When I ask Presley if he and Segall ever chat about that side of their creative practice, I get a firm “no.” He compares it to swapping stories about going to therapy: “Painting is such a personal thing. It’s a retreat from life, basically, and it’s so sacred that it’s hard to talk about,” says Presley. “Because what are you supposed to say? ‘Oh, what paints do you use?’”


Like everyone else who makes it to and beyond age 30, Ty Segall is confronting the ravages of age: bad backs, damaged eardrums, progressively debilitating hangovers, et cetera. He’s no longer the underage kid playing drums with a cast on in the basement of Dangerhouse Records, or sneaking into Hemlock Tavern to meet with John Dwyer. He has well outlived the prospect of being “the next Nirvana,” as Dwyer recalls his Castle Face co-founder Brian Lee Hughes once predicting. The rattling touring van has been exchanged for a proper tour bus; even the volume of the Freedom Band has fallen a few decibels to make shows, according to Kelly, “a little bit clearer, and less painful to be in the same room.”

Maybe this is where the metaphysical and the practical elements of Segall’s dual nature collide. “It used to be all about the feeling and the inherent nature of sound—moving people physically and in turn [moving] them spiritually or emotionally in this whole religious experience of volume, which is cool,” says Segall. “But it’s not sustainable.
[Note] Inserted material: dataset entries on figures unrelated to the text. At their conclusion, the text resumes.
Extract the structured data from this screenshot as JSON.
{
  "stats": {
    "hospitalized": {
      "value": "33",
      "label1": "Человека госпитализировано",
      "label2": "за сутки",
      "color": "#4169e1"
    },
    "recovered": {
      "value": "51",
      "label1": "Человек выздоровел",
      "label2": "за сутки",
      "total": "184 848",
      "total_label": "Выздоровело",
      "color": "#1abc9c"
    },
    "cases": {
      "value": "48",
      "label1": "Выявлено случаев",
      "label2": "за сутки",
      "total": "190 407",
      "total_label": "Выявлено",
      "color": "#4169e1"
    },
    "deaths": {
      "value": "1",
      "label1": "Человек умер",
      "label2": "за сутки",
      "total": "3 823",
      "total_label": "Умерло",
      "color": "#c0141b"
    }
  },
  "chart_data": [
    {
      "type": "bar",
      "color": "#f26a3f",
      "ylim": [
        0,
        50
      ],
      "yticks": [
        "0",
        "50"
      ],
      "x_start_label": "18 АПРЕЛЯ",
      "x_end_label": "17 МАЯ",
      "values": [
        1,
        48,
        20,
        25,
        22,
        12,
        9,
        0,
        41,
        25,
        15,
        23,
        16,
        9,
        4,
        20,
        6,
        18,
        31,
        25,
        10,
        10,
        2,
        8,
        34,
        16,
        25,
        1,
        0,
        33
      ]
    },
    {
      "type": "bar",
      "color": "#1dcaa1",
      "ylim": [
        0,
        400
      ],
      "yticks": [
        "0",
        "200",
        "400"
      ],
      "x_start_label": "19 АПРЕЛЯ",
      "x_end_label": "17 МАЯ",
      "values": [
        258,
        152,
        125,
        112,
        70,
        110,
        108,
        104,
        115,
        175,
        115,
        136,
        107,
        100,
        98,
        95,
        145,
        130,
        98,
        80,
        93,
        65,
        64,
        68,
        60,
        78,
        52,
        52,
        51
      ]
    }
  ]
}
Now it’s more about dynamics and having fun. Maybe a notch less serious.”

Merch for this release:
Compact Disc (CD), Vinyl LP

“We’re all getting older, and we’ve just calmed down a little,” says Cronin. “Ty is a more precise and talented performer in a technical sense. Not that he wasn’t in the beginning too, but if you’re not diving into the crowd, you can nail a guitar solo a little harder.”
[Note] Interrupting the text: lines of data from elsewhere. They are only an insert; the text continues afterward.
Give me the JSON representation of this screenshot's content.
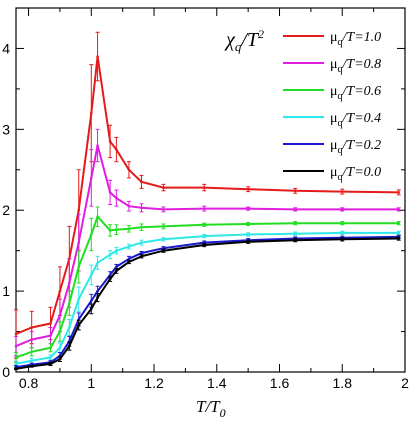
{
  "chart_data": {
    "type": "line",
    "xlabel": "T/T0",
    "xlabel_main": "T/T",
    "xlabel_sub": "0",
    "ylabel": "χq/T2",
    "ylabel_chi": "χ",
    "ylabel_sub": "q",
    "ylabel_over": "/T",
    "ylabel_sup": "2",
    "xlim": [
      0.76,
      2.0
    ],
    "ylim": [
      0,
      4.5
    ],
    "xticks": [
      "0.8",
      "1",
      "1.2",
      "1.4",
      "1.6",
      "1.8",
      "2"
    ],
    "yticks": [
      "0",
      "1",
      "2",
      "3",
      "4"
    ],
    "legend_position": "top-right",
    "x": [
      0.76,
      0.81,
      0.87,
      0.9,
      0.93,
      0.96,
      1.0,
      1.02,
      1.06,
      1.08,
      1.12,
      1.16,
      1.23,
      1.36,
      1.5,
      1.65,
      1.8,
      1.98
    ],
    "series": [
      {
        "name": "μq/T=1.0",
        "name_mu": "μ",
        "name_sub": "q",
        "name_rest": "/T=1.0",
        "color": "#e51a1a",
        "values": [
          0.47,
          0.55,
          0.6,
          1.0,
          1.4,
          2.0,
          3.2,
          3.9,
          2.85,
          2.75,
          2.5,
          2.35,
          2.28,
          2.28,
          2.26,
          2.24,
          2.23,
          2.22
        ],
        "errors": [
          0.3,
          0.2,
          0.2,
          0.3,
          0.4,
          0.5,
          0.6,
          0.3,
          0.2,
          0.15,
          0.1,
          0.08,
          0.04,
          0.04,
          0.03,
          0.03,
          0.03,
          0.03
        ]
      },
      {
        "name": "μq/T=0.8",
        "name_mu": "μ",
        "name_sub": "q",
        "name_rest": "/T=0.8",
        "color": "#e01ee0",
        "values": [
          0.32,
          0.4,
          0.45,
          0.7,
          1.1,
          1.6,
          2.4,
          2.8,
          2.22,
          2.15,
          2.05,
          2.03,
          2.01,
          2.02,
          2.02,
          2.01,
          2.01,
          2.01
        ],
        "errors": [
          0.12,
          0.1,
          0.1,
          0.2,
          0.3,
          0.35,
          0.35,
          0.2,
          0.15,
          0.1,
          0.06,
          0.05,
          0.03,
          0.03,
          0.02,
          0.02,
          0.02,
          0.02
        ]
      },
      {
        "name": "μq/T=0.6",
        "name_mu": "μ",
        "name_sub": "q",
        "name_rest": "/T=0.6",
        "color": "#22dd22",
        "values": [
          0.18,
          0.25,
          0.3,
          0.5,
          0.85,
          1.3,
          1.7,
          1.92,
          1.75,
          1.76,
          1.77,
          1.79,
          1.8,
          1.82,
          1.83,
          1.84,
          1.84,
          1.84
        ],
        "errors": [
          0.06,
          0.05,
          0.05,
          0.12,
          0.15,
          0.2,
          0.2,
          0.12,
          0.07,
          0.06,
          0.04,
          0.04,
          0.03,
          0.02,
          0.02,
          0.02,
          0.02,
          0.02
        ]
      },
      {
        "name": "μq/T=0.4",
        "name_mu": "μ",
        "name_sub": "q",
        "name_rest": "/T=0.4",
        "color": "#2fe8e8",
        "values": [
          0.1,
          0.14,
          0.18,
          0.3,
          0.55,
          0.9,
          1.2,
          1.35,
          1.45,
          1.5,
          1.55,
          1.6,
          1.64,
          1.68,
          1.7,
          1.71,
          1.72,
          1.72
        ],
        "errors": [
          0.03,
          0.03,
          0.03,
          0.06,
          0.1,
          0.15,
          0.12,
          0.08,
          0.05,
          0.04,
          0.03,
          0.03,
          0.02,
          0.02,
          0.02,
          0.02,
          0.02,
          0.02
        ]
      },
      {
        "name": "μq/T=0.2",
        "name_mu": "μ",
        "name_sub": "q",
        "name_rest": "/T=0.2",
        "color": "#1a1acc",
        "values": [
          0.06,
          0.09,
          0.12,
          0.2,
          0.38,
          0.65,
          0.88,
          1.0,
          1.2,
          1.3,
          1.4,
          1.47,
          1.53,
          1.6,
          1.63,
          1.65,
          1.66,
          1.67
        ],
        "errors": [
          0.02,
          0.02,
          0.02,
          0.04,
          0.06,
          0.08,
          0.08,
          0.06,
          0.04,
          0.03,
          0.03,
          0.02,
          0.02,
          0.02,
          0.02,
          0.02,
          0.02,
          0.02
        ]
      },
      {
        "name": "μq/T=0.0",
        "name_mu": "μ",
        "name_sub": "q",
        "name_rest": "/T=0.0",
        "color": "#000000",
        "values": [
          0.04,
          0.07,
          0.1,
          0.16,
          0.32,
          0.58,
          0.78,
          0.92,
          1.15,
          1.25,
          1.36,
          1.43,
          1.5,
          1.57,
          1.61,
          1.63,
          1.64,
          1.65
        ],
        "errors": [
          0.01,
          0.01,
          0.02,
          0.03,
          0.05,
          0.06,
          0.06,
          0.05,
          0.03,
          0.03,
          0.02,
          0.02,
          0.02,
          0.02,
          0.02,
          0.02,
          0.02,
          0.02
        ]
      }
    ]
  }
}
Three Bells is not exactly overloaded with solos, though they’re there, especially on “Move.” It’s also not a one-and-done, fuzzed-out, full-throttle, start-to-finish garage rock record at all. There’s a sense of Segall letting the air into his melodies and his production. Although “Eggman” ends in a cacophony of feedback, songs like “I Hear” and “To You” show their bones with sparser, ramshackle rhythms and atonal detours. In his own words, it’s “really weird.” There was, as you might guess, a brief moment of insecurity that was going to be “just too weird.”

For now, though, he loves it. “Honestly, I made this record for myself,” Segall says. “I was like, ‘I want to make something that I want to listen to.’” So he did. His concerns seem thus far unfounded, seeing as every format of the special edition release on Bandcamp sold out during pre-order. Sheer numbers aren’t everything, granted. But Segall seems to benefit when held up to a second opinion. Or five. Or hundreds.